How this skill works

On request, the skill identifies critical scenarios (MON-, DEP-, RISK- entries) and maps each scenario to a single RUN- runbook. It generates a template-based runbook that includes scope, prerequisites, numbered procedures with commands, verification checks, escalation instructions, and post-incident tasks.
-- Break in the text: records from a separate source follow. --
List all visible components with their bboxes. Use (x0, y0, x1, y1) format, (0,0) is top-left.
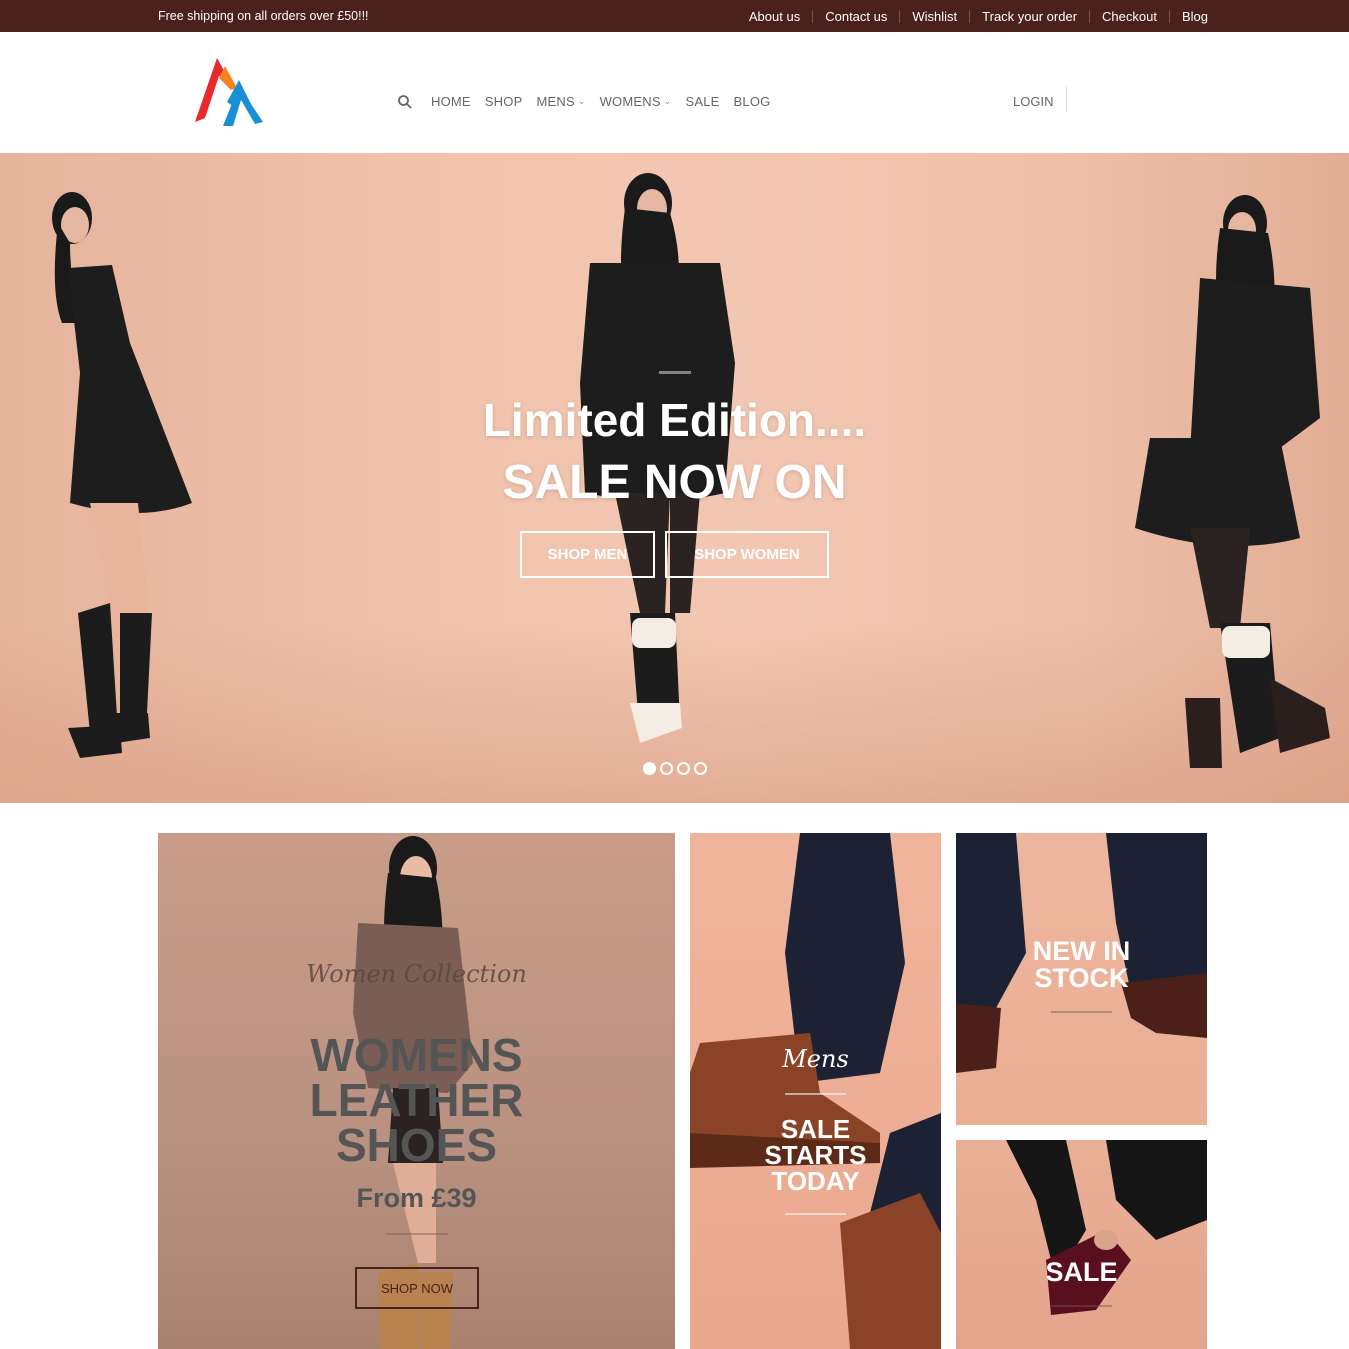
shop-now-button[interactable]: SHOP NOW (355, 1267, 479, 1309)
checkout-link[interactable]: Checkout (1102, 9, 1157, 24)
wishlist-link[interactable]: Wishlist (912, 9, 957, 24)
slider-dot-4[interactable] (694, 762, 707, 775)
nav-shop-label: SHOP (484, 94, 523, 109)
divider (1168, 10, 1170, 23)
new-in-title-line-2: STOCK (1034, 963, 1129, 993)
hero-title: Limited Edition.... (482, 394, 867, 446)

Each output is traceable with linked IDs and a last-tested date to support maintenance and drills.

When to use it

  • When an alert fires and you need a clear step-by-step response
  • Before a scheduled production deployment or hotfix
  • For routine maintenance windows or scheduled backups
  • When defining escalation paths for on-call teams
  • During release planning to ensure MON-/DEP-/RISK- coverage

Best practices

  • Create one runbook per distinct scenario with explicit scope and exclusions
  • Include precise commands, links, and contact info; assume minimal operator context
  • Add verification checks after each major step to confirm success
  • Define clear escalation conditions, contacts, and required handoff data
  • Keep an owner and last-tested date; update runbooks after drills or incidents
  • Split overly long procedures into focused runbooks to avoid operator confusion

Example use cases

  • RUN-001 style incident: database connection pool exhaustion with SQL checks, kill steps, and escalation
  • RUN-002 style deployment: pre-deploy announcement, checkpoint tagging, CI/CD deploy, smoke tests, and 15-minute monitoring
  • Maintenance runbook: certificate renewal with prerequisites, step-by-step renewal, verification, and rollback steps
  • Recovery runbook: data restore procedure with verification and post-restore validation
  • Escalation runbook: when automated remedies fail, who to contact and what information to provide

FAQ

Runbooks follow the RUN- template: title, category, trigger, owner, scope, prerequisites, step-by-step procedure with commands and verification, escalation, and post-incident tasks.

Who should own and maintain runbooks?

Assign an owner (team or role) responsible for testing, last-tested dates, and updates after incidents or drills. Owners ensure runbooks remain accurate and actionable.